Por: P. Alfonso V. Amarante, C.Ss.R. (presidente de la Academia Alfonsiana, Roma)
Dado que se entendía que la pandemia Covid-19 nos acompañaría durante un largo tramo de nuestra existencia, a menudo escuchamos: “Esperamos que todo vuelva como antes, tan pronto como sea posible”. ¿Qué quieres decir con que todos volverán como solían ser?
La pandemia nos empuja a la nostalgia por un mundo que actualmente está entre paréntesis. ¿Pero qué mundo nos fuimos? ¿La nuestra es nostalgia por una vida o es sólo ceguera hacia lo nuevo? Personalmente creo que la pandemia es la mayor oportunidad que podríamos vivir como comunidad de creyentes.
La actual crisis sanitaria ha bloqueado el reloj de la historia al pedirnos que revisemos nuestra lógica. Es innegable que, para muchos, hasta hace un año, las opciones económicas y, tal vez, las relacionales, se guiaron por la lógica dictada por las oportunidades, donde Dios y el otro eran funcionales a sus propias necesidades. Esta dolorosa experiencia ha puesto en crisis el modelo de vida que nos hemos construido porque se refiere a la esencialidad relacional y a las necesidades primarias. Puede que casi parezca que no hay nuevas posibilidades por delante, sólo límites. Esto conduce a una nueva cuestión de significado que se convierte casi en una oración secular: “Oh Dios, volvamos a la normalidad”. Pero, ¿qué normalidad invocamos? La pandemia ha dejado al descubierto nuestra forma de vida.
Frente al desconcierto, es tentador esconderse detrás de una oración dirigida a un demiurgo no especificado: volvamos a la normalidad. Una oración que sabe a ateísmo religioso. Esta nueva forma de ateísmo, acompañada de la petición de devolver el reloj de la historia, también es compartida por muchos creyentes.
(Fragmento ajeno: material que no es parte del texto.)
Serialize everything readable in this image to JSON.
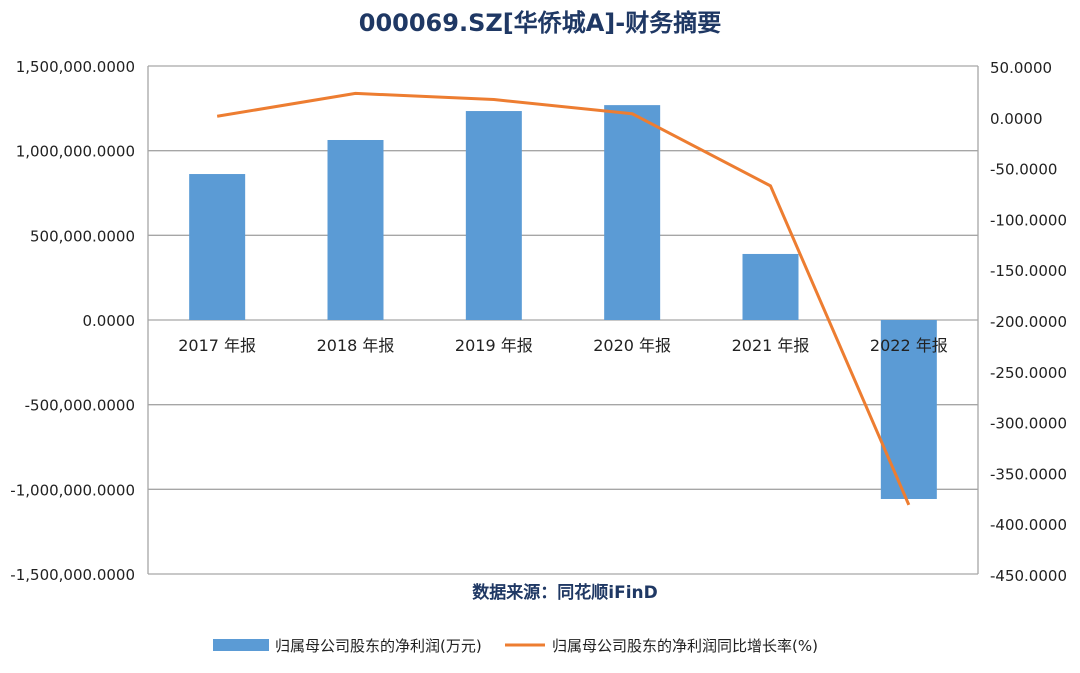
{
  "chart_data": {
    "type": "bar+line",
    "title": "000069.SZ[华侨城A]-财务摘要",
    "source": "数据来源：同花顺iFinD",
    "categories": [
      "2017 年报",
      "2018 年报",
      "2019 年报",
      "2020 年报",
      "2021 年报",
      "2022 年报"
    ],
    "series": [
      {
        "name": "归属母公司股东的净利润(万元)",
        "type": "bar",
        "axis": "left",
        "color": "#5b9bd5",
        "values": [
          862000,
          1063000,
          1234000,
          1269000,
          390000,
          -1057000
        ]
      },
      {
        "name": "归属母公司股东的净利润同比增长率(%)",
        "type": "line",
        "axis": "right",
        "color": "#ed7d31",
        "values": [
          1.5,
          24,
          18,
          4,
          -67,
          -381
        ]
      }
    ],
    "left_axis": {
      "ylim": [
        -1500000,
        1500000
      ],
      "tick_labels": [
        "1,500,000.0000",
        "1,000,000.0000",
        "500,000.0000",
        "0.0000",
        "-500,000.0000",
        "-1,000,000.0000",
        "-1,500,000.0000"
      ]
    },
    "right_axis": {
      "ylim": [
        -450,
        50
      ],
      "tick_labels": [
        "50.0000",
        "0.0000",
        "-50.0000",
        "-100.0000",
        "-150.0000",
        "-200.0000",
        "-250.0000",
        "-300.0000",
        "-350.0000",
        "-400.0000",
        "-450.0000"
      ]
    },
    "grid": true,
    "legend": "bottom",
    "colors": {
      "title": "#1f3864",
      "grid": "#a6a6a6"
    }
  }
}
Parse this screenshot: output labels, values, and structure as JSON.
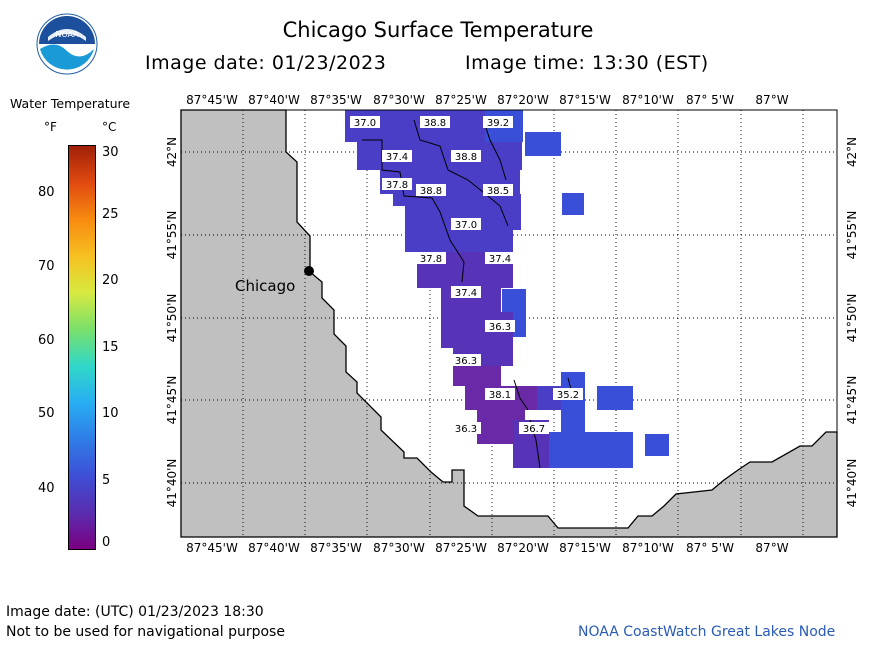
{
  "header": {
    "title": "Chicago Surface Temperature",
    "image_date": "Image date: 01/23/2023",
    "image_time": "Image time: 13:30 (EST)",
    "logo_text": "NOAA"
  },
  "legend": {
    "title": "Water Temperature",
    "unit_f": "°F",
    "unit_c": "°C",
    "f_ticks": [
      "80",
      "70",
      "60",
      "50",
      "40"
    ],
    "c_ticks": [
      "30",
      "25",
      "20",
      "15",
      "10",
      "5",
      "0"
    ],
    "colors": [
      "#7a0080",
      "#5a2db0",
      "#3d4fd6",
      "#2f7de8",
      "#28aef2",
      "#30d8c8",
      "#7ae06a",
      "#d8ea40",
      "#f6c020",
      "#f88a10",
      "#e04a10",
      "#a02008"
    ]
  },
  "map": {
    "city_label": "Chicago",
    "lon_labels": [
      "87°45'W",
      "87°40'W",
      "87°35'W",
      "87°30'W",
      "87°25'W",
      "87°20'W",
      "87°15'W",
      "87°10'W",
      "87° 5'W",
      "87°W"
    ],
    "lat_labels": [
      "42°N",
      "41°55'N",
      "41°50'N",
      "41°45'N",
      "41°40'N"
    ],
    "land_color": "#c0c0c0",
    "temp_labels": [
      "37.0",
      "38.8",
      "39.2",
      "37.4",
      "38.8",
      "37.8",
      "38.8",
      "38.5",
      "37.0",
      "37.8",
      "37.4",
      "37.4",
      "36.3",
      "36.3",
      "38.1",
      "35.2",
      "36.3",
      "36.7"
    ]
  },
  "footer": {
    "utc_date": "Image date: (UTC) 01/23/2023   18:30",
    "disclaimer": "Not to be used for navigational purpose",
    "credit": "NOAA CoastWatch Great Lakes Node"
  }
}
Esta oración mira al mundo como un paraíso perdido, al jardín del Edén que ya no está allí. Muchas decisiones tomadas en este tiempo niegan la esperanza del futuro porque una vez más rechazan la cara del otro. El ateísmo religioso tiene su propia liturgia y oración donde no hay lugar para los demás, sino sólo para el propio bien: “Volvamos a la normalidad”. Es un verdadero ateísmo práctico porque el horizonte es el yo y no nosotros.
Sin embargo, antes de Covid-19 el verdadero creyente está peor que el ateo porque el Dios de la vida pide enfrentar con “fe” el límite, el miedo, la enfermedad y la muerte. Pide abrirse con confianza al otro.
En este contexto, como comunidad de creyentes, comprometidos con la construcción de una sociedad basada en la fraternidad (Cfr. Fratelli Tutti, n. 285), estamos llamados a ir al corazón de la oración, que es la búsqueda del bien común que se traduce en bien supremo. Orar es un acto complejo y radical porque revela toda nuestra vulnerabilidad. Orar es pensar en el significado de la vida. Es dar gracias al dios bueno que nos dio la oportunidad de vivir aquí y ahora, y luego venir a la vida eterna. La misma etimología de la palabra “oración”, “orare” tiene su raíz en“os, oris”con la que el latín indica la boca. La boca como órgano sirve no sólo para comer y hablar, sino también para respirar.
Por lo tanto, la oración es el aliento del alma, que reconoce su límite criatura e invoca el aire de trascendencia. Alfonso de Liguori escribió con nostalgia que “el tiempo vale lo que Dios vale”. La verdadera oración es súplica, canto, alabanza, contemplación, susurro de amor, gritos y vueltas en el tiempo para la eternidad en Dios al servicio de nuestros hermanos y hermanas. La oración del cristiano nunca puede ser cerrada, no pide volver, sino que invoca el valor de enfrentarse al novum, de una sociedad más justa (Cfr. Fratelli Tutti, 203 y 208), porque comparte y asume la responsabilidad del bien de toda la humanidad.